My mental health matters

One evening in late 2014, I was sitting on my bed about to start watching my favourite show when I promptly burst into tears. Despite the fact that I was safe at home, surrounded by loved ones, my mind was full of fear. For years I had been unable to stop the “what if’s” rolling around in my head and on this particular night, I had had enough. I cried out to God, asking Him why He was allowing me to continue to live bound up by fear when He was more than able to bring me His peace. I felt angry, confused and frustrated.

Clear as a bell, the thought “you have OCD” popped into my head. Knowing that there was absolutely no way that I would’ve come up with that idea myself, I believe that God was prompting me. I thought, like most, that OCD meant being excessively tidy and incredibly organised, of which I am neither. But I was desperate, so I decided I would google it anyway. To my surprise, I suffered from almost every single one of the symptoms mentioned. This realisation had two effects on me, 1) great relief because finally I understood what was wrong with me and 2) an intense rejection of the idea that I had mental health issues.

It’s not just me

Mental health is vastly misunderstood, and the stigma runs deep. So deep, in fact, that even though God had directed me towards identifying my problem, it took me almost a year until I decided to actually go and get help. So many factors came into this, but the main ones were shame, fear, misunderstanding and lack of education. Even the fact that I thought I knew what OCD was, a hugely mistaken and harmful stereotype, had a role to play.

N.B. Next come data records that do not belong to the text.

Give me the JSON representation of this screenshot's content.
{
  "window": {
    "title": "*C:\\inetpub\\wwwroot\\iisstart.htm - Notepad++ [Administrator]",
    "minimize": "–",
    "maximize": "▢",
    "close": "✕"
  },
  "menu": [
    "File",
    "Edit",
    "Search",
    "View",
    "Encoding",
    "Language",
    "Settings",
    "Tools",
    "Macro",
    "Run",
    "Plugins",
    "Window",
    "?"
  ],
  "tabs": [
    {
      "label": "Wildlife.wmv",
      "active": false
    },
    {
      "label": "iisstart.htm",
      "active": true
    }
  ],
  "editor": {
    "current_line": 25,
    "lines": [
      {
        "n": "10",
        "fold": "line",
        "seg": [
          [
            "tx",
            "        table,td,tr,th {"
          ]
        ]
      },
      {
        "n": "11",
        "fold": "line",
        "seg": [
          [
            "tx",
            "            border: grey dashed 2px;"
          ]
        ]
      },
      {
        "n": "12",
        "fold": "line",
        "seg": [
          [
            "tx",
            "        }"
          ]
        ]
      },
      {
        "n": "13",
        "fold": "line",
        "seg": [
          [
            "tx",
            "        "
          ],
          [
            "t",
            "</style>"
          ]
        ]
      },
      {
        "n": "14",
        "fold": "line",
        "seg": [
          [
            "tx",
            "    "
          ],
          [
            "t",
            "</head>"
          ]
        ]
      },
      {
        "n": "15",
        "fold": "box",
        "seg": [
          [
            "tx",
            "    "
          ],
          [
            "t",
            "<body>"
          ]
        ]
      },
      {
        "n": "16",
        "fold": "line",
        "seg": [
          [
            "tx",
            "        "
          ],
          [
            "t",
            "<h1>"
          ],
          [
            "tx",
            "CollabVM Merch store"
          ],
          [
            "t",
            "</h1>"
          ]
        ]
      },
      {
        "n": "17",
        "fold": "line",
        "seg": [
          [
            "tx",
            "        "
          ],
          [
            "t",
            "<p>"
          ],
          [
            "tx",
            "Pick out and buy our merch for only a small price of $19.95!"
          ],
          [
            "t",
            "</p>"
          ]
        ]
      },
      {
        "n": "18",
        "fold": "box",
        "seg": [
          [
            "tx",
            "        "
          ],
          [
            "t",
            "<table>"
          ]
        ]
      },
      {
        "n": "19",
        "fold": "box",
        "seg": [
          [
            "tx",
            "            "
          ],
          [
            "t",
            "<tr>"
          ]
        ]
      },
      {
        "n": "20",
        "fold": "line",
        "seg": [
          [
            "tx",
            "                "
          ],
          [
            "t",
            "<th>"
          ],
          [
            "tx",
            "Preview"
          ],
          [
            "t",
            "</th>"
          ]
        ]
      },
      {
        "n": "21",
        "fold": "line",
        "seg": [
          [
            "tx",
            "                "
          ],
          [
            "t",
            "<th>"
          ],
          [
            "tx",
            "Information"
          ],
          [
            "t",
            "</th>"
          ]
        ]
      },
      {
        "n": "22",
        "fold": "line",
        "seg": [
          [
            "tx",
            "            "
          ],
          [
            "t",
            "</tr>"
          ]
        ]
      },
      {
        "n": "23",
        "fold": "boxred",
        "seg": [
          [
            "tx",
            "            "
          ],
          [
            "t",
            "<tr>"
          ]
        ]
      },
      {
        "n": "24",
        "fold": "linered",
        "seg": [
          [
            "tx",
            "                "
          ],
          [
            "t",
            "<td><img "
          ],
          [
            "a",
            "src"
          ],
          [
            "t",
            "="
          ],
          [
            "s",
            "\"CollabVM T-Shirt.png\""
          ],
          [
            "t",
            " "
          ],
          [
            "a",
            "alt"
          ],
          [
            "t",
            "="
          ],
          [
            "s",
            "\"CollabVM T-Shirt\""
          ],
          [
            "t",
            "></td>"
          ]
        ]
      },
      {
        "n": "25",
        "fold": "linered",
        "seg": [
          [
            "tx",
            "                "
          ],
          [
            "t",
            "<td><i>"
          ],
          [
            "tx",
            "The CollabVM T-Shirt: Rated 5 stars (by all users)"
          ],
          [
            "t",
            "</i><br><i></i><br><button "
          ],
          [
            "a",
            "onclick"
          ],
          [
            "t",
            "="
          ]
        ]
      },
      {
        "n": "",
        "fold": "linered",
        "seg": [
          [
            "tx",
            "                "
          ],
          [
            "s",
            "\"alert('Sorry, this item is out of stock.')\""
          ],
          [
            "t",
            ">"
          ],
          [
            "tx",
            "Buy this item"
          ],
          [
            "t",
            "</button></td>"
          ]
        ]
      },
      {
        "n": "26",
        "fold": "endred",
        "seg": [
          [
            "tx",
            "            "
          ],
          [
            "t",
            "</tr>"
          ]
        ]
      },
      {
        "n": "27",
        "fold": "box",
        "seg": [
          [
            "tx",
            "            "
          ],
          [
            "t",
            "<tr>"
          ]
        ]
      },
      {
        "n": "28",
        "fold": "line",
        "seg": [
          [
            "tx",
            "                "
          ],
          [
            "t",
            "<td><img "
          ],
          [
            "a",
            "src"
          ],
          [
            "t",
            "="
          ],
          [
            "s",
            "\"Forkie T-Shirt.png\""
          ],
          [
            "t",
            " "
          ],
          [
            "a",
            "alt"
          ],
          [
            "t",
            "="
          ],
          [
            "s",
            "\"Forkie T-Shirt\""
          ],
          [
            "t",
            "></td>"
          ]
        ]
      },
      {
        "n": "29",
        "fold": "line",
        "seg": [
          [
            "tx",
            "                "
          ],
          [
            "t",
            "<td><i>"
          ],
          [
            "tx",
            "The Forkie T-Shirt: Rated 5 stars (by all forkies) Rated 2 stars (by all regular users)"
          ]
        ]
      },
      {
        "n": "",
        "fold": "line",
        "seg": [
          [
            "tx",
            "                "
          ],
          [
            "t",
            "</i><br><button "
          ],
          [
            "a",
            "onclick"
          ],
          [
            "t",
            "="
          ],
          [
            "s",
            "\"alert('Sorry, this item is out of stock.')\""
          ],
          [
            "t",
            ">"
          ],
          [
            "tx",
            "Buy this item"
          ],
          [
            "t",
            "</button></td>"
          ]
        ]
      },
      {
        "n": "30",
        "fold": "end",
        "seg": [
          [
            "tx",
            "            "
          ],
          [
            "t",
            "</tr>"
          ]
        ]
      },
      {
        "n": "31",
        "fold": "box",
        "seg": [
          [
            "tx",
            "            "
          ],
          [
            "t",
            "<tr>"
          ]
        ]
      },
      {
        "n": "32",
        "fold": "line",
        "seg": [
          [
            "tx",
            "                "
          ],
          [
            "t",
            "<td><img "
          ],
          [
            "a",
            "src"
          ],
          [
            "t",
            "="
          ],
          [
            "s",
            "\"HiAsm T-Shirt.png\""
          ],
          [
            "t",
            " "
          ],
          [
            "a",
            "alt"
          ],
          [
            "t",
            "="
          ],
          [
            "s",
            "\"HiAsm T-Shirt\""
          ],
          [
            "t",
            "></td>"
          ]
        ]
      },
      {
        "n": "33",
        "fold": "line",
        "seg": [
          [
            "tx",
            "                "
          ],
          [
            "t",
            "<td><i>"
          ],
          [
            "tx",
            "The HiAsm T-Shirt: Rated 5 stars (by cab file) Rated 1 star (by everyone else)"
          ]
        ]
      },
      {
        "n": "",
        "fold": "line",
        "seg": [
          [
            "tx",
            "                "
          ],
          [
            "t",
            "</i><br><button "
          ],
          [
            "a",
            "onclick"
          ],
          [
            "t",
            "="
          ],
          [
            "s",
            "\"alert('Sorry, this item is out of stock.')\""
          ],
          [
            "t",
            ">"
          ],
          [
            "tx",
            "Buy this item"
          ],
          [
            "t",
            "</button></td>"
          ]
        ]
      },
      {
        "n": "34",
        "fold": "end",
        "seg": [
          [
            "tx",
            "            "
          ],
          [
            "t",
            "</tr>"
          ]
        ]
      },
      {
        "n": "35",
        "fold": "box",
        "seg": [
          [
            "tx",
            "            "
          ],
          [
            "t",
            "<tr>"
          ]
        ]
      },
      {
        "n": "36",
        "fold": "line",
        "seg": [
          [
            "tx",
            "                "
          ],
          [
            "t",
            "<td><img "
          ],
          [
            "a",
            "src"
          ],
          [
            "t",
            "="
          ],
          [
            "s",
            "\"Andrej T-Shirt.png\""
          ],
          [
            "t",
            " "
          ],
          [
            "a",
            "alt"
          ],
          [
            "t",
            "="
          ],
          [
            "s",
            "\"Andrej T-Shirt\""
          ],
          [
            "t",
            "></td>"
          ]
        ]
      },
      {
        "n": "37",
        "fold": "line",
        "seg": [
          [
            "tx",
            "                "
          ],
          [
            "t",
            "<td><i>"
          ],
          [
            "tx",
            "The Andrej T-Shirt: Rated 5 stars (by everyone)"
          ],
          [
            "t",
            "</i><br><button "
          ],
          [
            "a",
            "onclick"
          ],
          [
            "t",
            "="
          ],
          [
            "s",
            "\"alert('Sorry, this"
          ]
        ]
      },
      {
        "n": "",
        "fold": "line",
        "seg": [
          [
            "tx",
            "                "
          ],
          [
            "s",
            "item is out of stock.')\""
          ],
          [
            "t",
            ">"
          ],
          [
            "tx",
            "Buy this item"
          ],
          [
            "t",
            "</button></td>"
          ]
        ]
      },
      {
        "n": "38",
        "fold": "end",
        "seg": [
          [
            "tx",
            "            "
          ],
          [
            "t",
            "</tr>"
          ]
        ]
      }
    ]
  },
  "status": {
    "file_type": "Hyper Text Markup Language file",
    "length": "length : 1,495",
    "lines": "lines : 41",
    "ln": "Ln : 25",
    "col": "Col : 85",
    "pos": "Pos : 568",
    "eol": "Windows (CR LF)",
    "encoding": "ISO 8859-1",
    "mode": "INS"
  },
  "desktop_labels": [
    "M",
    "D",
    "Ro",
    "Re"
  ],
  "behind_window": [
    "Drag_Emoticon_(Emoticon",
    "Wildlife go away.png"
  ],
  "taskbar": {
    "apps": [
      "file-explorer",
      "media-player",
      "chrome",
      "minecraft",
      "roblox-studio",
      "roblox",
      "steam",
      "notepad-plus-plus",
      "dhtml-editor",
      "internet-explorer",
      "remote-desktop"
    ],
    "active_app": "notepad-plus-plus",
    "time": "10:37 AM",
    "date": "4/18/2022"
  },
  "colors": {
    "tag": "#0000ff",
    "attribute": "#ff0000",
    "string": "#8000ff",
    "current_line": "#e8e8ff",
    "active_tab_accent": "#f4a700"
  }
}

According to the World Health Organisation, depression has been found to be twice as common in women as it is in men. There are multiple reasons for this, such as that women face more sexual and domestic abuse than men, and tend to have less autonomy over their lives and their bodies. Though I have not faced abuse, I have still found myself susceptible to depression, usually due to the anxiety caused by OCD. In the Bible, we read that

“The thief (meaning the devil) comes only to steal and kill and destroy” (NIV). – John 10:10

Finding peace in the chaos

During the years that I suffered severely from OCD and depression, it felt as if my peace and my ability to flourish and grow had been stolen and destroyed. I struggled with school work, social events and just getting up in the morning felt like a huge achievement.

Over the last couple of years, I have found tremendous healing and peace. The doctors say that OCD never goes away, that it can’t be healed or cured, but only managed. I believe that God has other plans! The Bible tells us that God IS our healer and that through Jesus we can be made completely whole again. Sometimes we forget what the rest of John 10:10 says,

“I have come that they may have life, and have it to the full” (NIV).

Currently, I am down to half the medication I was previously on, and I have no symptoms of OCD or depression! I truly believe that Jesus has given me freedom and I believe that nobody needs to live in mental distress.

A helping hand

My story included both prayer AND doctors. Each story and walk with Jesus is profoundly unique, and I have heard from people who were healed in an instant and others who found healing through prolonged medical help and, of course, prayer. Stigma can often stop us from reaching out to doctors or professionals, but I believe that God is able to use various different resources to do His work within us, and that fear or stigma should never keep us bound in fear and pain.

The first step to an abundant and full life is a life with Jesus. There are some types of healing, deep and personal, that only He is able to do. There is a peace that only He can bring, as mentioned in Philippians 4:7

“the peace of God, which surpasses all understanding, will guard your hearts and your minds in Christ Jesus”.

Allowing Him into your heart, to do the work and bring the peace that only He can bring, is where true healing begins.